Friday, February 1, 2008

Secret Transcript of Knobby Testimony Before Congress

CONGRESSIONAL STAFF: Please state your name.

WITNESS: Edward C. Knoblach.

STAFF: Alias “Knobby,” am I right?

WITNESS: Yes.

STAFF: You're the one who couldn’t throw to first base, right?

WITNESS: (Brief conference with lawyer) I won a Gold Glove in 1997.

STAFF: Answer the question! Were you known for errant throws to first base, or were you not?

DEFENSE LAWYER: I object, Mr. Chairman. This is not relevant to the matters that my client came here today to discuss.

CHAIRMAN: (Bangs gavel): I don’t know where you’re going with these questions, sir, but they had better be relevant.

STAFF: They will be, sir. I have asked Mr. Knoblauch a question. Could he throw to first base?

WITNESS: I had the yips.

STAFF: The “yips.” Was this also called “Steve Sax Disease?”

WITNESS: Yes.

STAFF: Ladies and gentlemen, I’m going to show Exhibit A, a photograph of a Mrs. Olbermann, the mother of a respected television celebrity. Mr. Knoblauch, have you have ever seen this woman?

WITNESS: Yes.

STAFF: Was she, by chance, lying on the floor of a stadium box seat, screaming in pain, holding her face?

WITNESS: (Sobbing) Yes… yes…

STAFF: Because you were “high” on performance enhancing drugs?

WITNESS: (Sobbing) No… it was… the yips…

STAFF: You took injections in the butt, and in a steroidal rage, you threw at Mrs.

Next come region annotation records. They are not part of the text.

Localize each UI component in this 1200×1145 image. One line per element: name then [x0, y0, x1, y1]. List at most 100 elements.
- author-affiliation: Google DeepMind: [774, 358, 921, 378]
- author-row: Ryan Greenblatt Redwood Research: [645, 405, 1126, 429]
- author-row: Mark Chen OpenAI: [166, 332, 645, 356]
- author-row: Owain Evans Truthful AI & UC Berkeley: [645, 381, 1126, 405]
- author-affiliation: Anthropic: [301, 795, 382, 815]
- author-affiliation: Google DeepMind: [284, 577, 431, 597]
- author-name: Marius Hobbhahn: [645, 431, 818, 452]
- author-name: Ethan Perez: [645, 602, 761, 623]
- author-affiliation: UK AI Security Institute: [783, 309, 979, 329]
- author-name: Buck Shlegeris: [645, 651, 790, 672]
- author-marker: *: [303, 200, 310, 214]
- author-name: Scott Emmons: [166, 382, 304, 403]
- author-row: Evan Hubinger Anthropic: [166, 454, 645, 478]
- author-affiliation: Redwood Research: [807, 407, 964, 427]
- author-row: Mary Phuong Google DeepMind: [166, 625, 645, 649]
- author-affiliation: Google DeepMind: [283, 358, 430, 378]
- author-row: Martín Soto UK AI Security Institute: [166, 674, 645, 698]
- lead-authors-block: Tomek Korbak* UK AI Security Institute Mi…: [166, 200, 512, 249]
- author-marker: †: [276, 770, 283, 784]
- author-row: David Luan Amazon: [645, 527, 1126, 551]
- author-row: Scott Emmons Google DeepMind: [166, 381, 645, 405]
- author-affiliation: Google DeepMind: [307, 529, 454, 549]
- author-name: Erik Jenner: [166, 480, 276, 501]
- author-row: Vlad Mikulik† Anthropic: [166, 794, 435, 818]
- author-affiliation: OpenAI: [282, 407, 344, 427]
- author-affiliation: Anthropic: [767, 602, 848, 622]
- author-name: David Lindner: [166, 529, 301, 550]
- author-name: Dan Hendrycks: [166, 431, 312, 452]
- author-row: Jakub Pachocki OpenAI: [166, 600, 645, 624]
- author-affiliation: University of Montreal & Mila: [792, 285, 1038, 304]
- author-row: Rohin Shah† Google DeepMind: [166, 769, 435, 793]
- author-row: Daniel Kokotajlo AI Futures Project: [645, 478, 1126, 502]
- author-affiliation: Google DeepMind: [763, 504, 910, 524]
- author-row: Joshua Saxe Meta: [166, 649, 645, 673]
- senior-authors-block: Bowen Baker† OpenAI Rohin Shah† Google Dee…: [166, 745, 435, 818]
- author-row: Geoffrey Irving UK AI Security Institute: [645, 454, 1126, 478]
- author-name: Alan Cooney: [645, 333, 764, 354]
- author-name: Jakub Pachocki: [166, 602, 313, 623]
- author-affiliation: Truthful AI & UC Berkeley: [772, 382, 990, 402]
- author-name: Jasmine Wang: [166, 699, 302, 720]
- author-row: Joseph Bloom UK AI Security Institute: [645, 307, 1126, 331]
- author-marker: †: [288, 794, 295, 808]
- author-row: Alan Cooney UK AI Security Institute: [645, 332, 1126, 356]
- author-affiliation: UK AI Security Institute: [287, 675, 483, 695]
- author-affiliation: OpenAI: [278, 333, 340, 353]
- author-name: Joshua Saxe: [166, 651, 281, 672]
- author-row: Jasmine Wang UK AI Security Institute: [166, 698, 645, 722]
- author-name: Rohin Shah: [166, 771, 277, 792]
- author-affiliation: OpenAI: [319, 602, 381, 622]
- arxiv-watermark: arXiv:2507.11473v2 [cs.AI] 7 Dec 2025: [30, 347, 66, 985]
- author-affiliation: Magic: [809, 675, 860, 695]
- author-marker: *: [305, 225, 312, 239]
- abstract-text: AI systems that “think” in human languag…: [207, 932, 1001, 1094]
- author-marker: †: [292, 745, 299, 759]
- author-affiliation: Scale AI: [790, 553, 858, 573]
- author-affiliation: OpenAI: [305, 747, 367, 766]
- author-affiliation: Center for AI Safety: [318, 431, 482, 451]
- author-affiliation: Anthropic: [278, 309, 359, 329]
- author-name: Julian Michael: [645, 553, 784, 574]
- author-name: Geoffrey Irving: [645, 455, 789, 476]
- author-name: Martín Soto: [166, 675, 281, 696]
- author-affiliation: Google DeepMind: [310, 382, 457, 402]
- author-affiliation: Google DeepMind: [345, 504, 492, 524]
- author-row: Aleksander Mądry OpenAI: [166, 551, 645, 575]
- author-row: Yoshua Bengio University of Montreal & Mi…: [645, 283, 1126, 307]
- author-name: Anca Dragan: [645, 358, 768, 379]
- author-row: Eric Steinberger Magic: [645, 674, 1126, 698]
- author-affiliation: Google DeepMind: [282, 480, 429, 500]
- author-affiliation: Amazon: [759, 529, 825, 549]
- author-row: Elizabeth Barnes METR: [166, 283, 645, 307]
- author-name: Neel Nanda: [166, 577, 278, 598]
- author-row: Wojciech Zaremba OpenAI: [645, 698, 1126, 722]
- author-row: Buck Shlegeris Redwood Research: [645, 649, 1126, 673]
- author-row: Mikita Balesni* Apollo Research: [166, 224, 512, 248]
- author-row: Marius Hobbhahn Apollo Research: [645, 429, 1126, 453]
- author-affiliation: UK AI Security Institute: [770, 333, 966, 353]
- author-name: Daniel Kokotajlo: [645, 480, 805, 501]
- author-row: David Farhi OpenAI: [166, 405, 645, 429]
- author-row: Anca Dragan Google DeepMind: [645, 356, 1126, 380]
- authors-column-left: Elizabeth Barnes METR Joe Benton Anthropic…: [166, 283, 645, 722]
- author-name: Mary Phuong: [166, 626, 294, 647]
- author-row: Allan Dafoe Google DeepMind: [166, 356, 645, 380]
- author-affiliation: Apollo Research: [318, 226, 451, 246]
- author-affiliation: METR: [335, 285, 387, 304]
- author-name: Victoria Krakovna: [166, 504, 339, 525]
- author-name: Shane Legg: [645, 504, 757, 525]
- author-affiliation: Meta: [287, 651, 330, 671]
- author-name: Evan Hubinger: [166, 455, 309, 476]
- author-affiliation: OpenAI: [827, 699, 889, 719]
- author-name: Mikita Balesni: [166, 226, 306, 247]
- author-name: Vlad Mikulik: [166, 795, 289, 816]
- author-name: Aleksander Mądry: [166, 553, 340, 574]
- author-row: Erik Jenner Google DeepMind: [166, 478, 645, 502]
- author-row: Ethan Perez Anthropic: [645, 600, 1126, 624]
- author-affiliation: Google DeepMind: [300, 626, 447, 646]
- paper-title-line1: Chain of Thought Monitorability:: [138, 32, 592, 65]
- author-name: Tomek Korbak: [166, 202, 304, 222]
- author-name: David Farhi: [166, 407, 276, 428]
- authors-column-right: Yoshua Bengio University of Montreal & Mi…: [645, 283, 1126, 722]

Olbermann, the mother of a respected television personality!

WITNESS: (Sobbing) No…

LAWYER: I object! The prosecutor is putting words in my client’s mouth.

CHAIRMAN: Order in the chambers. Order in the chambers!

STAFF: HE HIT MRS. OLBERMANN IN THE FACE! THE MOTHER OF A CHERISHED TELEVISION PERSONALITY SUFFERED, BECAUSE OF THIS MAN!

WITNESS: No.. yes…NO… I hit Mrs. Olbermann with the ball. Yes. I admit it. I hit Mrs. Olbermann with the ball.

STAFF: No further questions, Mr. Chairman.